Unless you’re using a suspension trainer kit such as the TRX models featured higher up in this guide, it’s more than likely that the home gym system you choose will be heavy. And unless you set yours up in a garage where the floor can be scuffed without consequence, you’ll need to think about how you’re going to protect your floor from your weights.
Furniture pads (they look like drinks coasters) are one option, sure, but if you move your home gym equipment around a lot, these small protective pads will quickly annoy you. Therefore the best type of home gym flooring is a series of thick rubber mats that either connect together like a giant puzzle, or will sit next to one another without moving.
You can find home gym flooring at plenty of major retailers, including Amazon, Target, Home Depot, and plenty more. The biggest home gym flooring brands include TrafficMaster, Gorilla Matts, ProsourceFit, and LifeProof.

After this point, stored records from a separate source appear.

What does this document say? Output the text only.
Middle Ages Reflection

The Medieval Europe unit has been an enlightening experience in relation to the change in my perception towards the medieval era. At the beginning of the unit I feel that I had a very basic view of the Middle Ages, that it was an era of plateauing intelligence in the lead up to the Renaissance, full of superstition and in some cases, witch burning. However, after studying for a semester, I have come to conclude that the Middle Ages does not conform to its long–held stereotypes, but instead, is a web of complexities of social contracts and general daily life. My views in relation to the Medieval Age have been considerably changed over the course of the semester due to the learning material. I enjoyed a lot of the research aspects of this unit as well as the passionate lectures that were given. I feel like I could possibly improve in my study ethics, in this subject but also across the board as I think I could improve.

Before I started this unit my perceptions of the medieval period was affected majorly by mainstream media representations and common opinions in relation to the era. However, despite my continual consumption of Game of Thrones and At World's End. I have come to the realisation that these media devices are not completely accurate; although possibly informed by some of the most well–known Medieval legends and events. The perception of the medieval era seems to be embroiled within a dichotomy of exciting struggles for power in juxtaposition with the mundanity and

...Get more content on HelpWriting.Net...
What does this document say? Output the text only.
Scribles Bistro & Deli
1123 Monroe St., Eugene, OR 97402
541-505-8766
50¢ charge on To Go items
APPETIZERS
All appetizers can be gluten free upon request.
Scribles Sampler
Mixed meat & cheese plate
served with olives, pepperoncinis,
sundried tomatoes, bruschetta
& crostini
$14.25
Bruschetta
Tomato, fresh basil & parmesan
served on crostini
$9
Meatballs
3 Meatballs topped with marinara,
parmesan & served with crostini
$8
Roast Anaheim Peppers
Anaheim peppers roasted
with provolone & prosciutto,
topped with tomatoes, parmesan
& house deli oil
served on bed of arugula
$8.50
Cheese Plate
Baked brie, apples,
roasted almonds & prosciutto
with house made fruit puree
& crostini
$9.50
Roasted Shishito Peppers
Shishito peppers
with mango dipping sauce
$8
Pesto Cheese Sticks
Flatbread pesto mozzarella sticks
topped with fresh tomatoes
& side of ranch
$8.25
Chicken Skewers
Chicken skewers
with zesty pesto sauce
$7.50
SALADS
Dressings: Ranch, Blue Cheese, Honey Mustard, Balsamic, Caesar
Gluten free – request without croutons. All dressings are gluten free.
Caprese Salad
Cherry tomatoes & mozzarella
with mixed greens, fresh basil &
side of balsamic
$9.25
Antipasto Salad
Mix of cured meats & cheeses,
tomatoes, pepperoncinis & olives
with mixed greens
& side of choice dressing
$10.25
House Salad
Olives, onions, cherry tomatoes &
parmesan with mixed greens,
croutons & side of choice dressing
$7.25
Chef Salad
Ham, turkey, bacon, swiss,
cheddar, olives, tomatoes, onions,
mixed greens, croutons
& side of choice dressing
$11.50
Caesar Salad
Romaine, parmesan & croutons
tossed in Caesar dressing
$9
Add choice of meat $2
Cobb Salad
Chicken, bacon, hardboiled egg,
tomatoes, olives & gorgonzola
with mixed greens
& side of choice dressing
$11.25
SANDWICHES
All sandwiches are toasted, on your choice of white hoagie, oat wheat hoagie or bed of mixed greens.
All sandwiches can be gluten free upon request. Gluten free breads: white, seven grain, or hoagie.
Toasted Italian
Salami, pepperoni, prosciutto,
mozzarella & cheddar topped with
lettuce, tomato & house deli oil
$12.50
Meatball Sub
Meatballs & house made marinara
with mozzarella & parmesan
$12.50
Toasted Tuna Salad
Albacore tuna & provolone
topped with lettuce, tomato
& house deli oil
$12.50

The cost of home gym flooring such as this ranges from around $2 per tile, up to around $200 for extra large protective rubber exercise mats. Obviously these are a different kind of exercise mat to something you’d perform yoga or body weight training on. Here are some of our favorite home gym flooring options and where to find them:
Budget buy: ProsourceFit Puzzle Exercise Mat at Amazon
Spread these 0.5-inch thick foam tiles out underneath your home gym equipment and in any space where you might want to perform free weights training or plyometric exercises.
For large home gym machines: Gorilla Mats Extra Large Mat at Amazon
Super-popular home gym mats with over xx user reviews on Amazon. Gorilla Mats are non-slip, so you can get those burpees in without fear of your mat flying away from underneath your feet with each jump.
For stylish home gyms: OptiWood Engineered Hardwood Flooring at Home Depot
If you don’t want to cover your home gym floor with a sea of black rubber mats, choose this engineered hardwood floor instead. It’s waterproof and can be installed directly over your existing flooring.